Your value proposition and action together deliver the lean communication imperative of ATQ: Answer the Question. In every meeting, the customer/prospect wants to know: “What do you want me to do, and why should I do it?” By being very upfront about it early, you dispel suspicion and jointly agree on the reason for the meeting. In the unlikely case you’re wrong, the customer will let you know immediately and you will have an opportunity to reset or pivot as necessary.

If the value proposition and action together set the destination, your written agenda is the road map that structures the conversation. In most cases, you’re going to be very explicit, even to the point of enumerating and explaining the agenda items and offering to add any issues they might have. I would estimate that a third of the calls I go on, I rarely need to use direct questions, because the customer sees the logic of the structure and willingly participates.

Even if the customer takes control and follows their own agenda, your effort hasn’t been wasted. When George began talking, I did not interrupt him; I simply slid my agenda across the table. He absent-mindedly straightened it out in front of him and kept talking—but within a couple of minutes, it became obvious that he was glancing at it and following the points I had prepared.

As the customer talks, your principal task is to listen intently and stay out of the buyer’s way if they’re following the right path, or nudge and gently re-direct them when they’re veering off. You can use encourages, probes and reflections, all fundamental following skills which you can brush up on here, or if you’re not already familiar with, you can pick up with a book or a class on active listening.

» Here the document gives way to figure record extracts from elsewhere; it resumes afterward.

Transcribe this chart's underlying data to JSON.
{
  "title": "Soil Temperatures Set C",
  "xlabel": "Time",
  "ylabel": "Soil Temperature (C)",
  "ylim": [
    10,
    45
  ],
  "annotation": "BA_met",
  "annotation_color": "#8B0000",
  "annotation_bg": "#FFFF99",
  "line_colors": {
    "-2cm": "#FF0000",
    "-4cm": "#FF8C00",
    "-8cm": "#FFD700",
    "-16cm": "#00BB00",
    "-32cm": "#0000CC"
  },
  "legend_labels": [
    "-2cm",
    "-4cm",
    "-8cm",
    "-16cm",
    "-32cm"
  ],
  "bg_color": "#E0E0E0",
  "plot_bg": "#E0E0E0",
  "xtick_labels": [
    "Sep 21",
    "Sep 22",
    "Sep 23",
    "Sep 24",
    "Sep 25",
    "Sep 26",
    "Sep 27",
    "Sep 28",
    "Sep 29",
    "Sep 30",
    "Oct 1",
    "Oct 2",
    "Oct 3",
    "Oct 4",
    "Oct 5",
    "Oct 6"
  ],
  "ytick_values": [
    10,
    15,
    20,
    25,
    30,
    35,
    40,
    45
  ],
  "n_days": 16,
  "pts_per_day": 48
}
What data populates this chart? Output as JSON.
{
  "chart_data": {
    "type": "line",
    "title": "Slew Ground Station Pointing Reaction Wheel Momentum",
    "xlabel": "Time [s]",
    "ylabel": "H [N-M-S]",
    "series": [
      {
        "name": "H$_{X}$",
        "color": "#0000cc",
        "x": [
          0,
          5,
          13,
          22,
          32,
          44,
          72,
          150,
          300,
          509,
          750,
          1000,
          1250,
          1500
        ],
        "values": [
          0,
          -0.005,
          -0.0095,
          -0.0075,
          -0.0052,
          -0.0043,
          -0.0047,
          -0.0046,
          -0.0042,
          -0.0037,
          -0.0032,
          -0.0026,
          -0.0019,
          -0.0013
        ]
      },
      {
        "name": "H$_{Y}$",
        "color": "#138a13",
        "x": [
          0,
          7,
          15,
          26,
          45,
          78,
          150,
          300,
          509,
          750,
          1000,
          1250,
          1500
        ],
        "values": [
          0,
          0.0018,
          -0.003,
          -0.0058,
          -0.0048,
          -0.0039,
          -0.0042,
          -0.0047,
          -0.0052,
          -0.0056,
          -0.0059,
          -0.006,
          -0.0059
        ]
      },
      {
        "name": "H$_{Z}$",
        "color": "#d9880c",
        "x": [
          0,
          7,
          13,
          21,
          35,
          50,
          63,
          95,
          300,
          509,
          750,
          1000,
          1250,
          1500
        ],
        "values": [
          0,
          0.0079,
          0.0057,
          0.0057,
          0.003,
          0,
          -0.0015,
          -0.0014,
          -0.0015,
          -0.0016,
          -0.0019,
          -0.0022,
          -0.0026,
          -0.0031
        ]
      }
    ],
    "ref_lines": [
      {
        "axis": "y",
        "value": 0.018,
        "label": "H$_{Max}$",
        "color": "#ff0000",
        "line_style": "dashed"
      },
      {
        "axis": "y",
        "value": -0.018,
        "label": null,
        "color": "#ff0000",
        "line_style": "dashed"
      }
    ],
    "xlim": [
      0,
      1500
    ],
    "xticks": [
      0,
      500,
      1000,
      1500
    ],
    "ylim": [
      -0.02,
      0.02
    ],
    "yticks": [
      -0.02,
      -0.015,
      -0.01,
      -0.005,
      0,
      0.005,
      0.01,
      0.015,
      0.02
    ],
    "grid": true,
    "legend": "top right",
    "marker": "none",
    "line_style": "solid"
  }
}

The hardest thing to do, especially when the customer is talking non-stop, is to keep the incoming information organized enough to know whether you’re getting what you need to accomplish your call purpose. That’s where your sales call plan with its prepared question list comes in handy, to help you unobtrusively check off which have been answered. I’ve also found the Cornell note-taking system to be enormously useful for maintaining situational awareness, and for recording keywords that will allow you to go back and revisit areas that need more attention.

Candidly, most salespeople aren’t ready for the ideas in this article, because they still haven’t learned how to ask enough good questions. But if you’ve already reached this stage, you can kick up your skills one more notch by learning how to go beyond questions.